Jagr, wearing number 68 to commemorate the Prague Spring, waits to play in Omsk.
The stomp-stomp-clap of Queen’s “We Will Rock You” thundered as Jaromir Jagr’s image on the video screen above the rink flicked off and the player himself left the bench. Hunched menacingly and clutching his stick, he skated onto the ice with his teammates through a glowing red-white-and-black mock-up of a hawk’s open beak, occasioning the first of many stadium-wide chants—“JAGR! JAGR! JAGR!”
Held in a new, 10,000-seat arena, the sold-out game, which was to be nationally televised, bore all the trappings (and then some) of an NHL contest, including a squad of solarium-bronzed cheerleaders and a pulley-operated hawk that swooped from its perch above center ice, claws splayed, to overfly the rink.

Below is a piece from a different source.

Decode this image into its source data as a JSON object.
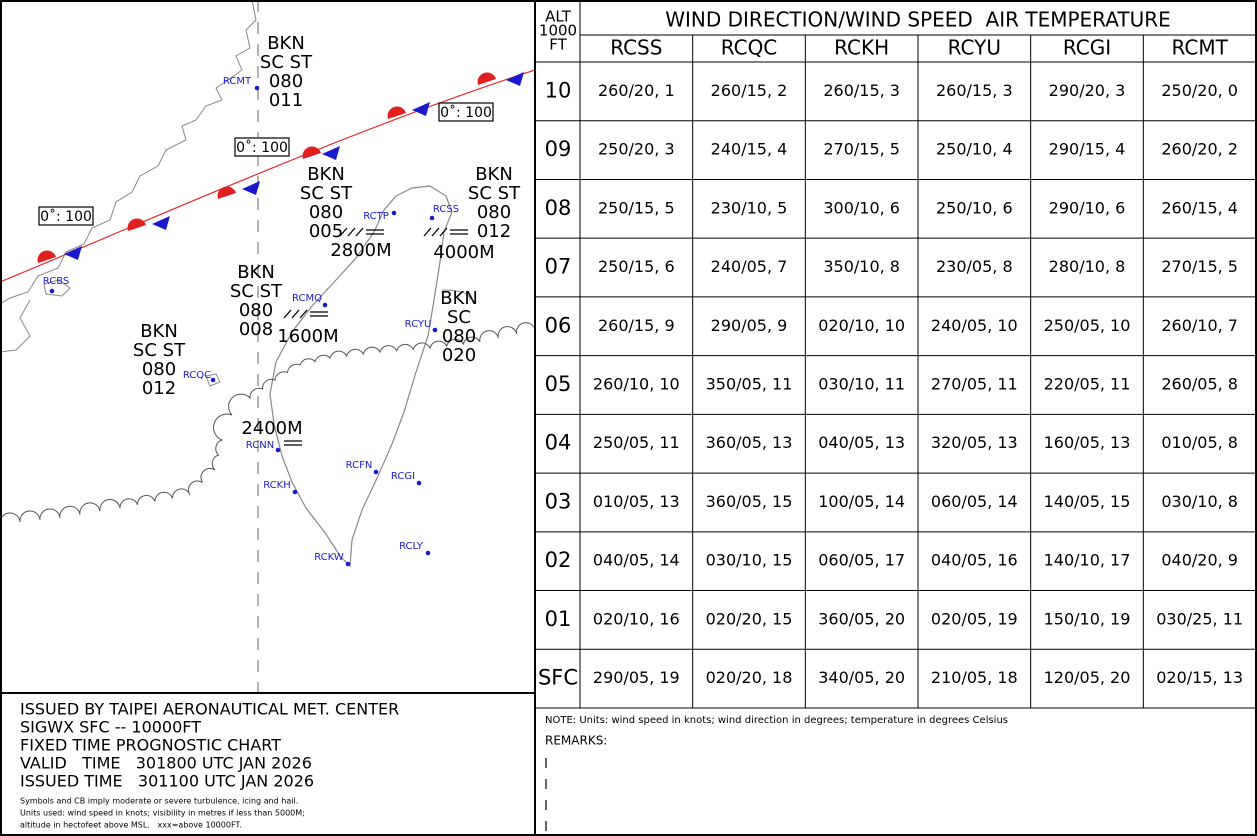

The national anthem that roused the crowd to its feet, however, began with Rossiya—svyashchennaya nasha derzhava (“Russia—our holy country”); and, save for a few Toyota and Nikon logos, all the names limned onto the ice belonged to Russian companies: Gazprom, Sogaz, Mostovik, Yasnaya Polyana. The Czech-born Jagr, 36, a right wing who has topped rosters for the Pittsburgh Penguins, the Washington Capitals, and the New York Rangers since 1990, is now playing for Avangard Omsk, of the new Continental Hockey League, in Omsk, Siberia. This was his team’s first home game of the 2008–2009 season, against Metallurg, from the Ural Mountain town of Magnitogorsk.